POTTING: Most of these Ferns require a minimum winter temperature of 55 degrees, but one kind, P. bifurcatum (alcicorne), which is a native to Australia, can be grown in a greenhouse with a minimum winter temperature of 45 degrees. They need a light, porous soil that can hold moisture in well. The best compost consists of equal parts of orchid peat (osmunda fiber) and finely chopped sphagnum moss. A small amount of crushed charcoal, which prevents the compost from becoming sour, and some half-decayed oak leaves should be added. There are several different ways to cultivate these Ferns. In a greenhouse large slabs of cork bark can be attached to the wall to form pockets, the compost is then inserted behind the cork and the plants, placed on the surface of the compost, are held in place by wooden pegs. They can also be grown on pieces of tree trunk, which are held up in a vertical position, either by inserting them in the soil in the floor of the greenhouse or in large flowerpots. The plants are held in position by a little compost being placed behind the barren or clasping fronds. First they are fixed to the trunk with an encircling band of thin wire, but later on they'll attach and support themselves. When growing these plants in pots, a slab of cork bark, or a piece or tree branch, preferably Cedar, Redwood, Cypress, or some other long-lasting kind, which has a length that is twice the depth of the pot, is placed upright in the pot. The pot should almost be filled up with crocks to provide excellent drainage and hold the bark or branch in place. The plant is then attached to the bark or branch in the way described. The barren fronds will eventually conceal the support completely from view. The soil must be kept moist throughout the entire year. During the summer, water is applied in profusion, but in the winter months, just as the soil is approaching dryness. After they have been attached to their support, these Ferns shouldn’t be disturbed. A top-dressing of fresh compost should be given every spring to keep them growing actively. They need shade from strong sunlight and a humid atmosphere, which can be maintained by wetting the benches and floor of the greenhouse whenever needed.

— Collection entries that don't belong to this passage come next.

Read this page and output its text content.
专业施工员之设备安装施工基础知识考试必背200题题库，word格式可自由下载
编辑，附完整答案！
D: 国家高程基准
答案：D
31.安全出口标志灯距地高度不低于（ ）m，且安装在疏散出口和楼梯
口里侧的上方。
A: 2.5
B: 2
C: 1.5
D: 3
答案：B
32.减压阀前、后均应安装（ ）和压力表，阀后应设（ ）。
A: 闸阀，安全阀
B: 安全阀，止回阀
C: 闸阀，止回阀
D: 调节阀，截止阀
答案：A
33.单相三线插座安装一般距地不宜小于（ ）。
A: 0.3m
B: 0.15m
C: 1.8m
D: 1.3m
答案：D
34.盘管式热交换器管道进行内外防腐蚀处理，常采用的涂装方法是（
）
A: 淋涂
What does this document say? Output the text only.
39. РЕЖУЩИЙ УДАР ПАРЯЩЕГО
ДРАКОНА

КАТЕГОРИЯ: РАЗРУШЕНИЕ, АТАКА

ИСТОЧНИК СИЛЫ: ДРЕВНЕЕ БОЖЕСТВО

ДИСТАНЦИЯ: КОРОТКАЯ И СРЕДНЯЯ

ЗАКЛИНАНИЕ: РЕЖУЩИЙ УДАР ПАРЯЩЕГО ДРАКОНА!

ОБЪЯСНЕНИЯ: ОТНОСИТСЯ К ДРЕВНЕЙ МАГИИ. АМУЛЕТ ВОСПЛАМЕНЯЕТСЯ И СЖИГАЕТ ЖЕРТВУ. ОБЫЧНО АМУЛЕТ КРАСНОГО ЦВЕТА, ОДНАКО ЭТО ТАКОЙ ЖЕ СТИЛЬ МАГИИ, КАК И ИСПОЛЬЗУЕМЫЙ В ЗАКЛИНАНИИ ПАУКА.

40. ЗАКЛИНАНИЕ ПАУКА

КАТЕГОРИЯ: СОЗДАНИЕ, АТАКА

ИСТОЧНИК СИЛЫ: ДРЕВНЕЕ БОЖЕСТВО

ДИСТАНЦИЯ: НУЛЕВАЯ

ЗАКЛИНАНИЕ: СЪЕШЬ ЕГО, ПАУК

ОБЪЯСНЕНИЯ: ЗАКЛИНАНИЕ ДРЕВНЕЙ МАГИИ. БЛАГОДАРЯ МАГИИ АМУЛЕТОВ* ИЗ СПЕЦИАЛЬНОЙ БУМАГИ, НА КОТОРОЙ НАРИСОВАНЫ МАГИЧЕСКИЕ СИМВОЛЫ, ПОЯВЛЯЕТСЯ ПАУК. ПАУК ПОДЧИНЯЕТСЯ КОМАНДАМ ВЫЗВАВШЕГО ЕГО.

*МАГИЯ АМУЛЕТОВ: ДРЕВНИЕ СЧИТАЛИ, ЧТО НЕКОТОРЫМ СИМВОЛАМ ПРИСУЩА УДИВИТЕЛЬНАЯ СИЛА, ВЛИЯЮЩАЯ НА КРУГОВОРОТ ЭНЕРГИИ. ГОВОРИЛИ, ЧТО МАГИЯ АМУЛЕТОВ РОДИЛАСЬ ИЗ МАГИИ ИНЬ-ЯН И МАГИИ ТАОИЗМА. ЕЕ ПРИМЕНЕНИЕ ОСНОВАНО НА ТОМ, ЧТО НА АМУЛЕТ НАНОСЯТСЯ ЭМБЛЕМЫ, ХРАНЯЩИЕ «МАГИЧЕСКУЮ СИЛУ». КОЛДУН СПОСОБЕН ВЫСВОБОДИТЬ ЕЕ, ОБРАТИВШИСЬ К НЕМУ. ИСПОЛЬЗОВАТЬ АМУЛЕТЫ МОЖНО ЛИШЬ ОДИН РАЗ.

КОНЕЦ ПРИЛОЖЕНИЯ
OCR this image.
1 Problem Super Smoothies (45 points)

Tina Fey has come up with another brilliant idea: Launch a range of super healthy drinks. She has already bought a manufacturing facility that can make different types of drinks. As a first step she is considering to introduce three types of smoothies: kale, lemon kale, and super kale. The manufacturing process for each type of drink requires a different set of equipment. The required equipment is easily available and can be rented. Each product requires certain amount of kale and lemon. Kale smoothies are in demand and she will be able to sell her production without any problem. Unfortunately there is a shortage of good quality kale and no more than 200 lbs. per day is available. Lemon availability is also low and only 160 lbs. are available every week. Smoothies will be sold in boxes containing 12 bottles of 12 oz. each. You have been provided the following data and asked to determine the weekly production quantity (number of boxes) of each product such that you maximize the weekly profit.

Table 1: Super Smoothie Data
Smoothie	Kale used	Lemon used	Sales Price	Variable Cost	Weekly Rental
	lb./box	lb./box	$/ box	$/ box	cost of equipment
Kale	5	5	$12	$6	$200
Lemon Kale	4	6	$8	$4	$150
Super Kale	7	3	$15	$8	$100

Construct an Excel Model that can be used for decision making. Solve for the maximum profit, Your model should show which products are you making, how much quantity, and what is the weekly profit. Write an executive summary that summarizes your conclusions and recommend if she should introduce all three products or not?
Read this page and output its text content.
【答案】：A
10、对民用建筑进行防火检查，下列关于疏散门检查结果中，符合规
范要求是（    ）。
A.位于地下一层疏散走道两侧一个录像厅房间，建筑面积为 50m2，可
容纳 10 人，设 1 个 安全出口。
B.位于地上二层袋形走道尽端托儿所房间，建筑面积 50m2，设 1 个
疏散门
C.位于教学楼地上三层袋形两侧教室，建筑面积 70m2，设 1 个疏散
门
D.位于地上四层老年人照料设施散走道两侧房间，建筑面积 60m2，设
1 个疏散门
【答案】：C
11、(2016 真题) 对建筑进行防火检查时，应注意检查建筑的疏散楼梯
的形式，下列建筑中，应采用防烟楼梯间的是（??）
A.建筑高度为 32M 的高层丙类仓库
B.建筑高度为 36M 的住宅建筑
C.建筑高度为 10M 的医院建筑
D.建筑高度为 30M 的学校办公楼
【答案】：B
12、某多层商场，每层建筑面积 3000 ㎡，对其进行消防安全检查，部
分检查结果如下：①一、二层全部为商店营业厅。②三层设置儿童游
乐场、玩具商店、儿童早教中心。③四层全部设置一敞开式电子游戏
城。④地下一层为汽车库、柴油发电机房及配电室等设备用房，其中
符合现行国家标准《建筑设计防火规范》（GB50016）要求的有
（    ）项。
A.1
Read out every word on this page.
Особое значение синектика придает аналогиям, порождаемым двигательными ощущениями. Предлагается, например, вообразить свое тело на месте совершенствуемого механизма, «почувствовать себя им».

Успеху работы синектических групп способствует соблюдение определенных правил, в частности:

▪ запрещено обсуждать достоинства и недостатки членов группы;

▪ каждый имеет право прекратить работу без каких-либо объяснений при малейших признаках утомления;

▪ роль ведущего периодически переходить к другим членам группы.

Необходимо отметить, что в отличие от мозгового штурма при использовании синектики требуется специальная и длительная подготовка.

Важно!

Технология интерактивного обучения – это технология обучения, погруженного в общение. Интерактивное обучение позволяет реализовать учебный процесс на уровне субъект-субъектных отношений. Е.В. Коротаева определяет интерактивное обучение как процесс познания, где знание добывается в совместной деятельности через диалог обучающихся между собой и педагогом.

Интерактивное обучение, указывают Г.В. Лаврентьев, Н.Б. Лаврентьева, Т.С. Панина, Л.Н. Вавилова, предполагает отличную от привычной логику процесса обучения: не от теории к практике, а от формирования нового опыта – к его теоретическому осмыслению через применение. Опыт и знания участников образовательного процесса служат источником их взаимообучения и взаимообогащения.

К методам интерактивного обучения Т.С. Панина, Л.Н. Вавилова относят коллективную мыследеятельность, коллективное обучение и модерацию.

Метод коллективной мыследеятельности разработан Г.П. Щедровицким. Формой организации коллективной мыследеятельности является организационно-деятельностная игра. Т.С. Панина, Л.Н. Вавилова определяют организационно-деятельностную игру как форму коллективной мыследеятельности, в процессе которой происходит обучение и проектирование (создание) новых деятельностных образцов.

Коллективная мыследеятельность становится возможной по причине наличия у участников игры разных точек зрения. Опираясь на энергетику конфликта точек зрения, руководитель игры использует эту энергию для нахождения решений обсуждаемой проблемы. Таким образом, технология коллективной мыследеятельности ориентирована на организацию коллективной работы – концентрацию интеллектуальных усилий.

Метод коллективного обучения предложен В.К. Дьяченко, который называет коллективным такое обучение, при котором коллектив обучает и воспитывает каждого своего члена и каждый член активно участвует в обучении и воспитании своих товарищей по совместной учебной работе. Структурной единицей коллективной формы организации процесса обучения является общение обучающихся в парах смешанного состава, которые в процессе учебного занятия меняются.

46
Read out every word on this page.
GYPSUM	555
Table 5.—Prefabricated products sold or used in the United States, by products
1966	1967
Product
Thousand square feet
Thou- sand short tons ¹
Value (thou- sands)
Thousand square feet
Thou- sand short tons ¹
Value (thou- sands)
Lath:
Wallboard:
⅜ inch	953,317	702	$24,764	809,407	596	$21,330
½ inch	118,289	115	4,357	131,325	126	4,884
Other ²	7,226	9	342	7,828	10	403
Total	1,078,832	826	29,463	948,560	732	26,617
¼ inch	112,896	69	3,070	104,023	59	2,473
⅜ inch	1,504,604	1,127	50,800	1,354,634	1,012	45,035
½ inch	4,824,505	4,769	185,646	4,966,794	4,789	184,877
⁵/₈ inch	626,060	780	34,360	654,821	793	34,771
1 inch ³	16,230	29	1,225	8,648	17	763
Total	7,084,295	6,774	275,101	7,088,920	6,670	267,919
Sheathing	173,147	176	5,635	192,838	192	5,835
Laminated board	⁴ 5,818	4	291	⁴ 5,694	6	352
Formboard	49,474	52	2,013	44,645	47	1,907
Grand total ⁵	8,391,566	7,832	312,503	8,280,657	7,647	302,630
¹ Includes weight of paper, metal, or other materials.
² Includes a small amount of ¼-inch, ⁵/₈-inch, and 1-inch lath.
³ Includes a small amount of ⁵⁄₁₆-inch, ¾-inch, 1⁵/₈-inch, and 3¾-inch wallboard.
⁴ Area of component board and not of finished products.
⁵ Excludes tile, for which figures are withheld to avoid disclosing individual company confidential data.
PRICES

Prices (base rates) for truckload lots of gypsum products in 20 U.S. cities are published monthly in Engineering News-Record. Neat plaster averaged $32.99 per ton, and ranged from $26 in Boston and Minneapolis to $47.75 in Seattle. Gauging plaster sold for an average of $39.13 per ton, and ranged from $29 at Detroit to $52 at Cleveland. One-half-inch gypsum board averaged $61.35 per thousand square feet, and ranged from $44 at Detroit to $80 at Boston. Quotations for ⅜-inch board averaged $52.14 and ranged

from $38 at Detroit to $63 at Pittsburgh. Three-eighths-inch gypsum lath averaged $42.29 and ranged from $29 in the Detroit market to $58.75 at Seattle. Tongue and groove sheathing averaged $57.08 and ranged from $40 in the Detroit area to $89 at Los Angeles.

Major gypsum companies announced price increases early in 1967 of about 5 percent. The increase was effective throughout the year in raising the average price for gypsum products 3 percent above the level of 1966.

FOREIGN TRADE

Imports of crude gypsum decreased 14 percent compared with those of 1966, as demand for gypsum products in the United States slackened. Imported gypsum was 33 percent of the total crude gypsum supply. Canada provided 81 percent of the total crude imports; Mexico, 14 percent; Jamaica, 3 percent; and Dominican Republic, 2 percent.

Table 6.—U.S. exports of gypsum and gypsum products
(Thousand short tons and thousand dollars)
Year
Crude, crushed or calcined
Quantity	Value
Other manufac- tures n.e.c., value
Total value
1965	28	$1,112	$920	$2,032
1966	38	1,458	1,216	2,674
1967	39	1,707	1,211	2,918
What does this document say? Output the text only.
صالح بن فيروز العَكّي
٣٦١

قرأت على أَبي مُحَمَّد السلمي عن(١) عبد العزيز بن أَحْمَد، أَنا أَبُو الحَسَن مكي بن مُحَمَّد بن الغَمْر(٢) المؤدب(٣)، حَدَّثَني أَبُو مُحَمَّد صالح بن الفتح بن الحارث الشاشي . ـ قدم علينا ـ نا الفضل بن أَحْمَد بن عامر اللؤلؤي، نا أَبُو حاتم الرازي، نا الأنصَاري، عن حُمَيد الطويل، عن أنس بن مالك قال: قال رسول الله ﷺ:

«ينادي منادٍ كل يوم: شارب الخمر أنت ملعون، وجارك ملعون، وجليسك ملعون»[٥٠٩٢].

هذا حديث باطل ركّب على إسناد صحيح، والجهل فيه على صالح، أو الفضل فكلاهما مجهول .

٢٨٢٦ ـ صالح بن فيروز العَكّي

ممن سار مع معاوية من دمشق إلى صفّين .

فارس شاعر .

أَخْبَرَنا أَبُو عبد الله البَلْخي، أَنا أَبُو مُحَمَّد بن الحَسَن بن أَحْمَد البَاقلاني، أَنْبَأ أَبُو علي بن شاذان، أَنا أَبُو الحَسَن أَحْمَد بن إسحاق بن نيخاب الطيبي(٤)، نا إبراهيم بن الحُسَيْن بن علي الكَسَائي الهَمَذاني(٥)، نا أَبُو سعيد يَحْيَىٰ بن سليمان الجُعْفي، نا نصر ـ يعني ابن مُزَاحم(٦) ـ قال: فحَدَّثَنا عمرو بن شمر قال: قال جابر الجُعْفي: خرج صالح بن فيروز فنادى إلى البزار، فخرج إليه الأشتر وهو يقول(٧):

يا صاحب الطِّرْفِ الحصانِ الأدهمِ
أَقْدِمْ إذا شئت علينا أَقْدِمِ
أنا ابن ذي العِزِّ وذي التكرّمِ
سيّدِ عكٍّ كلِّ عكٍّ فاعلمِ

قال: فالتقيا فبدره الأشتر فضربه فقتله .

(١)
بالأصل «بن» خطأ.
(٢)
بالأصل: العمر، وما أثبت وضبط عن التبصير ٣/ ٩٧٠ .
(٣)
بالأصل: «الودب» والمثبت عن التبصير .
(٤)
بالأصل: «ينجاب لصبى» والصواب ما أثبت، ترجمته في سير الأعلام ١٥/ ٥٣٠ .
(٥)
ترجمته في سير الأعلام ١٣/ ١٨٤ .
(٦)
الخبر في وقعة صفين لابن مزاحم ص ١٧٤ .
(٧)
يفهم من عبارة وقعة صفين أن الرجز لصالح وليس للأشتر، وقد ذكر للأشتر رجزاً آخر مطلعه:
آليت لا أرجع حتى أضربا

PROPAGATION: All kinds, except P. grande, produce small rooted Ferns from their bases. These may be detached and planted in a pan of sifted soil compost. They are held in place by pegging them down with pieces of wire bent to hairpin shape or with wooden pegs. The soil is kept moist and when they're large enough, they're fixed to their permanent spots as previously described. These Ferns may also be raised from spores, but this method is rarely used (except for P. grande, the kind that doesn't produce small plants), because it is a much slower process. The spores must be fully ripe. To test them for ripeness, a frond is gathered when the spores are brown and placed in a paper bag. This is hung in a position with good ventilation for a few days. The spores that are found at the bottom of the bag are ripe enough to plant. A deep pan or pot is almost filled up with crocks over which a layer of rough peat or moss is placed. The rest of the space is filled with peat moss and finely chopped sphagnum moss. The spores are sprinkled on top of the soil and are kept moist by setting the pot in a saucer of water. Growth is very slow, but when they're large enough to handle, they are lifted carefully and placed 2 inches apart in deep pans filled with similar compost, where they are kept moist until they're large enough to fix to their permanent positions.

VARIETIES: For the cool greenhouse - P. bifurcatum (alcicorne). For the hothouse - P. grande; P. Willinckii; P. Stemaria (aethiopicum).